Suzanne Stevens of insurance company BrightRock explains that risk cover compensates you for the loss incurred as a result of the insured event occurring. In other words it puts you back in the same financial position you were in prior to the insured event.
“It is not meant to unduly enrich the recipient. It is based on the concept inherited from English insurance law of an ‘insurable interest’,” explains Stevens who says that while there is no limit on the number of death/disability/income policies you can have, there are certain rules about the value of these policies:
• At inception the insurer would do financial underwriting to check that the total cover you have across all your policies does not exceed your actual income. This applies to income protection, death and disability cover.
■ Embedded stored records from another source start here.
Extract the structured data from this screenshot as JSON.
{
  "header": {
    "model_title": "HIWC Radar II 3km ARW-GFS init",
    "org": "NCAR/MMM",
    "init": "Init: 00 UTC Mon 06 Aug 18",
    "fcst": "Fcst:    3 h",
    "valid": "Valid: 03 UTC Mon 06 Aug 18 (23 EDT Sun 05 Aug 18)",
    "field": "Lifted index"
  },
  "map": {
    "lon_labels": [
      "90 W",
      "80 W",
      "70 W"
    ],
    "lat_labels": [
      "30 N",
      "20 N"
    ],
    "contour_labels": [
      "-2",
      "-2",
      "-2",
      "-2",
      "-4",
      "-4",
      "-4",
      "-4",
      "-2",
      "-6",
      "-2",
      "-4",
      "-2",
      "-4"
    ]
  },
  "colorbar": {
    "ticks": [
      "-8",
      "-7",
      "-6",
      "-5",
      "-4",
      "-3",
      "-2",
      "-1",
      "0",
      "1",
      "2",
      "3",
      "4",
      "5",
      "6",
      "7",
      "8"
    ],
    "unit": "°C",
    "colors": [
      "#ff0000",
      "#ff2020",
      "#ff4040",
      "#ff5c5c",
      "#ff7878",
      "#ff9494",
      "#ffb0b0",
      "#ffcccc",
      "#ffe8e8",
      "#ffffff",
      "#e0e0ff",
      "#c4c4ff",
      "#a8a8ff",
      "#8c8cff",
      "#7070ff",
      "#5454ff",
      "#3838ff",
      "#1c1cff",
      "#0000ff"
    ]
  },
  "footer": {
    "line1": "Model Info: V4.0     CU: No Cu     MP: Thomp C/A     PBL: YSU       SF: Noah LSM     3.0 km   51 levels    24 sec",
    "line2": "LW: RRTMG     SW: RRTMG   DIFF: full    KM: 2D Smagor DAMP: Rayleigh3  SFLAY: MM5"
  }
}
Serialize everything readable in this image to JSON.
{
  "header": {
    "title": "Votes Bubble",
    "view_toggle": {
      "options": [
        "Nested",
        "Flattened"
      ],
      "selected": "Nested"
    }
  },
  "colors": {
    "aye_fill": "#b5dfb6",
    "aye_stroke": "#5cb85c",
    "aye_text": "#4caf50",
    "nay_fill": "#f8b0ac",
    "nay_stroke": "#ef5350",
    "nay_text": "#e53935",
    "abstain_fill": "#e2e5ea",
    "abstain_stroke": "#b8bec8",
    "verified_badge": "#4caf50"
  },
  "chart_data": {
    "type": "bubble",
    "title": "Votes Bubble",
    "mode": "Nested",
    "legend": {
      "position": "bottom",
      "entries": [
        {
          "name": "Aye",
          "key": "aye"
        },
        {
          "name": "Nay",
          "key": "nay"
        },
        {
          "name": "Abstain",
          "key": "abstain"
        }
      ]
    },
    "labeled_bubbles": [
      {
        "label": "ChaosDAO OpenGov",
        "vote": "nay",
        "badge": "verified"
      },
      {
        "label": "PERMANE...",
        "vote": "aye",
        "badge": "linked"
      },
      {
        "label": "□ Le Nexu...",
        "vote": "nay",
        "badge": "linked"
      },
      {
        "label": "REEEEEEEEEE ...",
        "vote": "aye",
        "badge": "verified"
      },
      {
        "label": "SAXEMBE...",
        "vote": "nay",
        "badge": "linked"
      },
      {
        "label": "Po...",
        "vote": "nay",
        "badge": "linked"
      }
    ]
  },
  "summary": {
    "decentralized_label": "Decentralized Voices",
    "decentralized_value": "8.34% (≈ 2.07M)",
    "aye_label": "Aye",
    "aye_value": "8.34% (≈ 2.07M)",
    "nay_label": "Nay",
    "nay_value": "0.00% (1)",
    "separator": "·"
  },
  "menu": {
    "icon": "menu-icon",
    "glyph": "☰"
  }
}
• At claim stage insurers follow what they all an aggregation process on income benefits. This means that all your policies combined will not pay out more than the income you have lost. If you are “over-insured” you forfeit the cover that is more than the lost income you are replacing.
Stevens says that it is considered good practice to consolidate cover into a limited number of policies, and only have multiple policies for specific financial and risk reasons such as specific business cover. It not only saves on the initial set-up costs like the underwriting expenses, but also on the ongoing administration costs of the policies such as the debit order collection costs. It also requires less management at claim stage for you/your dependants to figure out the various policy details and which policies are relevant to which insured event. Stevens also makes the important point that multiple policies often lead to low claim take-up rates as beneficiaries are not aware of the existence of all the various policies.
Sinenhlanhla Nzama, Marketing Actuary at Old Mutual says there are legitimate reasons to have more than one funeral policy on your life. For example you may have your own policy and then are covered as a dependant on a family member’s funeral cover – a mother may have funeral cover in her own right but her daughter has taken out family cover which includes funeral cover for her parents.
Nzama says it is important to note that in this case limits also apply. “Insurance companies usually apply an overall funeral cover limit per individual, regardless of the number of policies covering them. This is currently R50 000 on Old Mutual Funeral Plans. This only considers funeral cover within the company and excludes cover with other insurers as these are difficult to trace”.